The stone edifices surrounding the pyramid are in varying states of disrepair. Archeologists have been examining the site for over a century and a great deal of information about Mayan government, science, culture and religion has been derived from the study of artifacts uncovered in this major center of pre-Columbian civilization.

A Mexican Wedding
The initial impetus for our journey was a wedding invitation from a Mexican friend of Andrea’s who lives in Cancun. We’d reserved a hotel room there for the weekend and were really looking forward to the event, having experienced an unforgettable wedding in Guanauato some years previous.
This one did not disappoint. The reception was to be held outdoors and I was a bit concerned about wearing formal attire in the tropical heat. Our Mexican friends had the perfect solution – purchase a guayabera, a traditional white linen Mexican-made shirt. While in Valladolid, we found a small shop that had just what I needed – a formal (long sleeve) “presidential” guayabera. Andrea had shopped for her lovely dress back in the DC area and Abuela Judith had given her an approving thumbs-up.
The wedding ritual was performed in a modern Catholic church in the wealthy suburbs of Cancun. Our friends in Valladolid were attending, since both bride and groom were members of our spiritual community. We all sat together in church as I strained a bit to follow the proceedings in Spanish. It was a traditional Catholic wedding with Mass, a sermon, and communion. After their vows were exchanged, the happy couple knelt in prayer before a large painting of Our Lady of Guadalupe that graced one side of the altar.

The reception took place in a well-appointed suburban country club nearby. Three hundred guests attended this classy affair, with delicious seafood canapes and wine proffered as we entered the grounds. It was a magical evening filled with camaraderie, delicious food, and vigorous dancing on a glass dance floor lit with colored lights from below.
Isla Mujeres
Our hotel in Cancun proper was not near a beach, but offered a wonderful rooftop swimming pool that we made good use of on both days of our stay. Once again, clean, cold water was our savior from the heat and humidity. After a final dip on Sunday morning, we re-packed and caught a cab to nearby Puerto Juarez where we would get our ferry to Isla Mujeres.

Isla Mujeres (“Women Island”) was so named by the Spanish invaders who found a plethora of sculptures representing Mayan goddesses, especially of Ixchel, goddess of fertility and childbirth. The Island is a thin patch of land about 4 miles long that lies about 8 miles off the coast of Cancun. Puerto Juarez had an efficient ferry service with modern, passenger-only boats carrying up to about 150 people every half hour throughout the day.
We enjoyed the half-hour boat ride, sitting out on the top deck, serenaded by a talented Mexican folk singer. It was our first real contact this trip with the warm, aqua-green waters of the Caribbean.
We had reservations for three nights at a small beach hotel on the Caribbean side of the island.
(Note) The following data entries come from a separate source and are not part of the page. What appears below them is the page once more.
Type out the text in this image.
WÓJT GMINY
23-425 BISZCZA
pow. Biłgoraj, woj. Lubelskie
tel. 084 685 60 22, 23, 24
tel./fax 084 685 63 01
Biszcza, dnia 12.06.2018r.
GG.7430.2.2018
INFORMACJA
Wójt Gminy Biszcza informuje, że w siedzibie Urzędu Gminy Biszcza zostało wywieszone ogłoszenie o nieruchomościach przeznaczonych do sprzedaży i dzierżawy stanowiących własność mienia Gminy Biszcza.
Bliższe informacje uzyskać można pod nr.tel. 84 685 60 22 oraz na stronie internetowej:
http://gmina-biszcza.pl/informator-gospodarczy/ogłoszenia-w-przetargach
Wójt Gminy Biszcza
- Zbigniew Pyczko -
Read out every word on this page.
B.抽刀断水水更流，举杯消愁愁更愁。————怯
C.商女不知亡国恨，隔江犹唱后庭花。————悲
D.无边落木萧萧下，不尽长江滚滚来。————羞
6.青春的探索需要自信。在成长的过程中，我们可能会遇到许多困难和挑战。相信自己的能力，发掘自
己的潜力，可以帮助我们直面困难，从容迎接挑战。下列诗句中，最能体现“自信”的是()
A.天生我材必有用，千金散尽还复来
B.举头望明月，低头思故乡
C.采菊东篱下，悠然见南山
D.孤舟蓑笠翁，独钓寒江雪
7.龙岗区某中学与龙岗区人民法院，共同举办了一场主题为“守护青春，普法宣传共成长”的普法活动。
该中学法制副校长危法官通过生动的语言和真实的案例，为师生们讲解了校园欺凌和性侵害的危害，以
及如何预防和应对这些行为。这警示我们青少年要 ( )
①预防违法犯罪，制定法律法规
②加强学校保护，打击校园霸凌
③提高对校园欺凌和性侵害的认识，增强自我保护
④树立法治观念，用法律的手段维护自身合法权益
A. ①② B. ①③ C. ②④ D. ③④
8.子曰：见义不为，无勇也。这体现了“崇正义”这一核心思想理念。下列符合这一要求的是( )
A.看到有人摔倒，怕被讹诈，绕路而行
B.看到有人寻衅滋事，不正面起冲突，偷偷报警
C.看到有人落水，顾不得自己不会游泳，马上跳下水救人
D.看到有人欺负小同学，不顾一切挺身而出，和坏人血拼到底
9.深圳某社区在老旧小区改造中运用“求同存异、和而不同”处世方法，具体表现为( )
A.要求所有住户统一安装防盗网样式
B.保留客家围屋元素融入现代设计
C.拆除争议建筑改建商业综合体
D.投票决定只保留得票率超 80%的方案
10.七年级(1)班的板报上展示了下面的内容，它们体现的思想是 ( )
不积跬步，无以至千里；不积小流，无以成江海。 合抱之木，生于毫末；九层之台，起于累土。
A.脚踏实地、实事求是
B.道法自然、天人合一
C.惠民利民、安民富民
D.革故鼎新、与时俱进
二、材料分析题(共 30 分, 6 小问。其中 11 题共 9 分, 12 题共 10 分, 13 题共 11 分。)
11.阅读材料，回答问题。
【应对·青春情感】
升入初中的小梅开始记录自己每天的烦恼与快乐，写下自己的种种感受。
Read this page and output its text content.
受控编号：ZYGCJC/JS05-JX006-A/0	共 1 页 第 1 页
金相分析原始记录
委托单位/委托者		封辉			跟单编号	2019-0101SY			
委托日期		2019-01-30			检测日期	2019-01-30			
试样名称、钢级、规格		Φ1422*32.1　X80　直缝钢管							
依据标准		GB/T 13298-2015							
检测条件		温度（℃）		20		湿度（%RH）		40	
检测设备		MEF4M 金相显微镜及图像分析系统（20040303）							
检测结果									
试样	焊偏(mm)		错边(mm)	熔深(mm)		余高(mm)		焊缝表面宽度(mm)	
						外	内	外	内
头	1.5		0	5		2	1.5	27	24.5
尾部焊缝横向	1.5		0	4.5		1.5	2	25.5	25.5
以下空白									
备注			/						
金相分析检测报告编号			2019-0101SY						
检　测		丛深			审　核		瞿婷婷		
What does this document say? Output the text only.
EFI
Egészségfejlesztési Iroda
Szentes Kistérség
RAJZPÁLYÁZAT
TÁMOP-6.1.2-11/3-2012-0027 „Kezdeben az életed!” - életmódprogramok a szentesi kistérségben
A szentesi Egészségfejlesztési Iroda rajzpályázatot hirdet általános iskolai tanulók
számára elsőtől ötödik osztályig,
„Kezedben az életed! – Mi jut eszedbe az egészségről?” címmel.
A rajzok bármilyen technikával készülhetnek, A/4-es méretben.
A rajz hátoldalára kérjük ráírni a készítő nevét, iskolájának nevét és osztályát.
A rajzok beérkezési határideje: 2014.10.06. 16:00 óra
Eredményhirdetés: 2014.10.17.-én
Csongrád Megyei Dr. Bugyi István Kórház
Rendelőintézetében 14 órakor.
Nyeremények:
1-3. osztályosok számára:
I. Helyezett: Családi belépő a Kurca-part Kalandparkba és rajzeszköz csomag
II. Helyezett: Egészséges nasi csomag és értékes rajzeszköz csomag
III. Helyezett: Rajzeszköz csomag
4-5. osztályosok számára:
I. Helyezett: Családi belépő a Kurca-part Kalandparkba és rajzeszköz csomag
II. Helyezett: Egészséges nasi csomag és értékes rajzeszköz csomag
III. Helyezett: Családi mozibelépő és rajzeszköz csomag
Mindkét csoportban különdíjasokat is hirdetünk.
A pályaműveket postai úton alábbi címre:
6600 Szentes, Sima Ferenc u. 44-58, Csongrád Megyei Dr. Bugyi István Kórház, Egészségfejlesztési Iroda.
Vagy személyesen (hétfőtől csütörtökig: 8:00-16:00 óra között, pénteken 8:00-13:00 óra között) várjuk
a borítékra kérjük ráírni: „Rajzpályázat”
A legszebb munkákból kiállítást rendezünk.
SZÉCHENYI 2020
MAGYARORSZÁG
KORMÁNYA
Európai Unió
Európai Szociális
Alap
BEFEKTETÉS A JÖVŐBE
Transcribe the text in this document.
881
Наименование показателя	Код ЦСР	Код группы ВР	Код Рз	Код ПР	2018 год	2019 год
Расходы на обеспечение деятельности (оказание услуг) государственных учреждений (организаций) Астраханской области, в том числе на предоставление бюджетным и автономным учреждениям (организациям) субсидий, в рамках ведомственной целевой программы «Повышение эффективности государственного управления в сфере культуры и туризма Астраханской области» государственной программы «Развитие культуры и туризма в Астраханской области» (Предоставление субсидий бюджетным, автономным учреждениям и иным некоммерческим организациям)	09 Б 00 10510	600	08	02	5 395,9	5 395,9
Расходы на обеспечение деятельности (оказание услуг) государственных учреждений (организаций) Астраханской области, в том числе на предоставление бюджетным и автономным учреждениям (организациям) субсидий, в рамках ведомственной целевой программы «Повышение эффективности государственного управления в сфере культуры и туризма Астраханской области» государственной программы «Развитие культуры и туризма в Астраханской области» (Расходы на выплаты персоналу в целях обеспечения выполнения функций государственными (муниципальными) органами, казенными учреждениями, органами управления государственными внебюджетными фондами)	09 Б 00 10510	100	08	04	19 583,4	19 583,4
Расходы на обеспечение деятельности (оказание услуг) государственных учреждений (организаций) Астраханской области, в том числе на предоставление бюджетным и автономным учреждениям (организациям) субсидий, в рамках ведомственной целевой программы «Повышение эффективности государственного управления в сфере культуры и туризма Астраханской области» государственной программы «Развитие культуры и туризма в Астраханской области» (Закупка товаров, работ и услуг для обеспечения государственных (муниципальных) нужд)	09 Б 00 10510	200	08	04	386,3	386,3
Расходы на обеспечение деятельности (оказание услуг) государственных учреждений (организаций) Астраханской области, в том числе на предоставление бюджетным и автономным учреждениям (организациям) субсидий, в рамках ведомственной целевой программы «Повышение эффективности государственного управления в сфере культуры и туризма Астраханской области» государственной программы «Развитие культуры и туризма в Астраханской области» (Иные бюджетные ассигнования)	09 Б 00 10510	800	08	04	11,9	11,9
On checking in, I was surprised when the hotel clerk presented me with a handwritten note from an old friend who was staying with his wife in another nearby hotel. We’d known they’d been planning a trip here but didn’t know the dates. After we got settled in our room, I walked over to my friends’ place and caught them just as they were heading out on a food shopping trip. We celebrated our good fortune at connecting and arranged to have supper together that evening.

Our three-day stay at Playa Media Luna (“Half Moon Beach”) was a perfect ending to our trip. We had time to rest, read, swim in the seaside pool or a nearby tidal lagoon, have meals with our friends, and shop for gifts. A highlight was our visit to the southern end of the island with our friends one clear, sunny morning. The remains of a temple to Ixchel are still there, memorialized now by a modern sculpture park as well.

We had an uneventful leave-taking and arrived back home tired but happy. Yucatan had lived up to its Aztec name.